O resultado é que a Saúde, que precisava de todo o IPMF para se aguentar nas pernas, continuou cambaleando, pagando pessimamente os médicos e hospitais e oferecendo também péssimos serviços à população.
Seu substituto, Carlos Albuquerque, não conseguiu mudar uma vírgula dessa situação. Uma cesariana continua sendo paga com R$ 60 pelo Governo, e ainda assim para dividir entre o cirurgião, o auxiliar e o anestesista. E enquanto os hospitais e médicos são pagos a preço vil, os brasileiros continuam a sofrer com as filas, a falta de atendimento, a falta de leitos, a falta de médicos, a falta de remédios, a falta de tudo.
E como corolário natural desta miséria, o cargo de ministro da Saúde está novamente vago, embora o motivo prático real disto não seja bem este: o ministro pediu demissão porque se considera injustiçado e vítima de manobras políticas.
Entretanto, e isto salta aos olhos, ainda que a questão seja política, o que existe mesmo é uma situação intolerável que reclama, há muito, soluções.
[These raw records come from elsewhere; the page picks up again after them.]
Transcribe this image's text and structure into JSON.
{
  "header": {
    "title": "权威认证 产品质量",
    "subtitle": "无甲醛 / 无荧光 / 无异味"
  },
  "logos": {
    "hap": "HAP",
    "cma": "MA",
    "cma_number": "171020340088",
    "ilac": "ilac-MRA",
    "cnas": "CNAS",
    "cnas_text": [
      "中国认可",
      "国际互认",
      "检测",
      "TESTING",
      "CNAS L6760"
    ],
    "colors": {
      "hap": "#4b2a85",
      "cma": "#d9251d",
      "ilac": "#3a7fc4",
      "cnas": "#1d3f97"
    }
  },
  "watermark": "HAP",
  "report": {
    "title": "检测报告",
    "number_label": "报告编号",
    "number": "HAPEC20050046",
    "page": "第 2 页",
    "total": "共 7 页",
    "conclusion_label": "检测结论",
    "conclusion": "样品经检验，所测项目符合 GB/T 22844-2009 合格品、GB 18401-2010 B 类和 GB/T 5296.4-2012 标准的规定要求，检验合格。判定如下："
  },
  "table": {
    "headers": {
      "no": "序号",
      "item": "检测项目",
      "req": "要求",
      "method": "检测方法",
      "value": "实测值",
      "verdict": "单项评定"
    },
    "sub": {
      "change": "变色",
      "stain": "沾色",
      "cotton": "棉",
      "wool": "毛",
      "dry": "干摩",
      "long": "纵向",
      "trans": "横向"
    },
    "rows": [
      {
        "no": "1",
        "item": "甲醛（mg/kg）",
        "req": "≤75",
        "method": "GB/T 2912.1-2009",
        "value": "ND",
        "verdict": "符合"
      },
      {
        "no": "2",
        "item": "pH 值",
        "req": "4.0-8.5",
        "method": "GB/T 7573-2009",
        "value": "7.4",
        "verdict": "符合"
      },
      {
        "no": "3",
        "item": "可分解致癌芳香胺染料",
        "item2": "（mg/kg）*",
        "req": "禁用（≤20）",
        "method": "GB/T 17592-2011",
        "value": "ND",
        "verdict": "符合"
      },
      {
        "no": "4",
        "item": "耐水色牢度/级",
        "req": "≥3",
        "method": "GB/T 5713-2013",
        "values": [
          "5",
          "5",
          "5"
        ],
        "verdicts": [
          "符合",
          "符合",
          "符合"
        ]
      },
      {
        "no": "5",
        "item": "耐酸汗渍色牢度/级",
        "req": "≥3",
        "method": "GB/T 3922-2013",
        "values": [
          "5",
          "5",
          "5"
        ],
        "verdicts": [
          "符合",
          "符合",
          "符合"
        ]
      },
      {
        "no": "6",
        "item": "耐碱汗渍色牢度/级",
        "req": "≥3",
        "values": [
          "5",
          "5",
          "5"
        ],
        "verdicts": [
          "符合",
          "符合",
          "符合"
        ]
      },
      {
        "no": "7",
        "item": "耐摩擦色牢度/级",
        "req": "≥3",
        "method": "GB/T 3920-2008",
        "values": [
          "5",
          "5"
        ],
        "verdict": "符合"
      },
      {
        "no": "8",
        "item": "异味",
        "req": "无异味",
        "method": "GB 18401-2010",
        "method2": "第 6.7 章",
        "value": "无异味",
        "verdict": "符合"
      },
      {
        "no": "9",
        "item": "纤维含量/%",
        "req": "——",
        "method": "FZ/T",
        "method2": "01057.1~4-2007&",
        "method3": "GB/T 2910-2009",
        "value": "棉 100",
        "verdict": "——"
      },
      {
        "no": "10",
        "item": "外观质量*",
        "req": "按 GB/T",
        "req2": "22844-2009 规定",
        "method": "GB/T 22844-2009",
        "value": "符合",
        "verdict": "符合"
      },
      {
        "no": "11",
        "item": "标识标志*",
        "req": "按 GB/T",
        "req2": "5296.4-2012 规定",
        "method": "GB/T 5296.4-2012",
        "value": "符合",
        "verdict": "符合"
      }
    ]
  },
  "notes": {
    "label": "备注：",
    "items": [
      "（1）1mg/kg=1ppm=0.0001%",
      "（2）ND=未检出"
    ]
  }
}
A calamidade da saúde pública no Brasil não é de hoje e por isso mesmo, longe de isto ser atenuante, precisamos de soluções verdadeiras, completas e imediatas. Nada justifica, nem mesmo a falta de recursos, o que as autoridades fazem com o sistema de saúde no Brasil.
Não adianta dizer aos milhares que ficam nas filas para conseguir uma consulta, aos que morrem sem atendimento, aos que imploram uma cirurgia, aos que lotam hospitais, que o problema é antigo. O que se quer, o que se reclama, o que o pobre e subnutrido povo brasileiro exige e a que tem direito é um mínimo de assistência capaz de fazê-lo sobreviver e ainda ter uma vida ativa e produtiva.
A troca de ministros da Saúde não pode ser, desta vez, mera jogada de xadrez político por causa das eleições de outubro. Tem que ser outra coisa. A saúde no Brasil está em situação de enfarte com parada respiratória e falência múltipla de órgãos. Já é situação de óbito. O caos está aí para os repórteres encherem páginas e páginas dos jornais.
O descalabro na saúde exige um trabalho verdadeiramente hercúleo, homérico, talvez até lunático, como pareceu o do dr. Jatene. Trata-se de um desafio que vai além das forças humanas habituais e, obviamente, com absoluta certeza, além das questiúnculas políticas e eleitorais. É um drama que tem de ser resolvido para garantir à população o mínima de assistência que a Constituição prevê. A tragédia que os brasileiros vivem, parece que desde sempre, no setor de Saúde não pode continuar.
O novo ministro, que pode ser o senador José Serra, já convidado para o cargo, não pode ser um peãozinho nem mesmo uma rainha. O tabuleiro não é político, mas sim o de um jogo de vida ou morte de milhões de pessoas, milhões de crianças, homens e mulheres despossuídos de tudo, e muitos nem tanto, mas que são a força de trabalho do País, a máquina que faz andar a sociedade e a economia. E mais do que isso, são a força de vida através da qual se ergue uma Nação digna, respeitada e forte.
Que o novo ministro não seja nem rei nem rainha, mas um cidadão responsável e realmente interessado pela vida dos outros.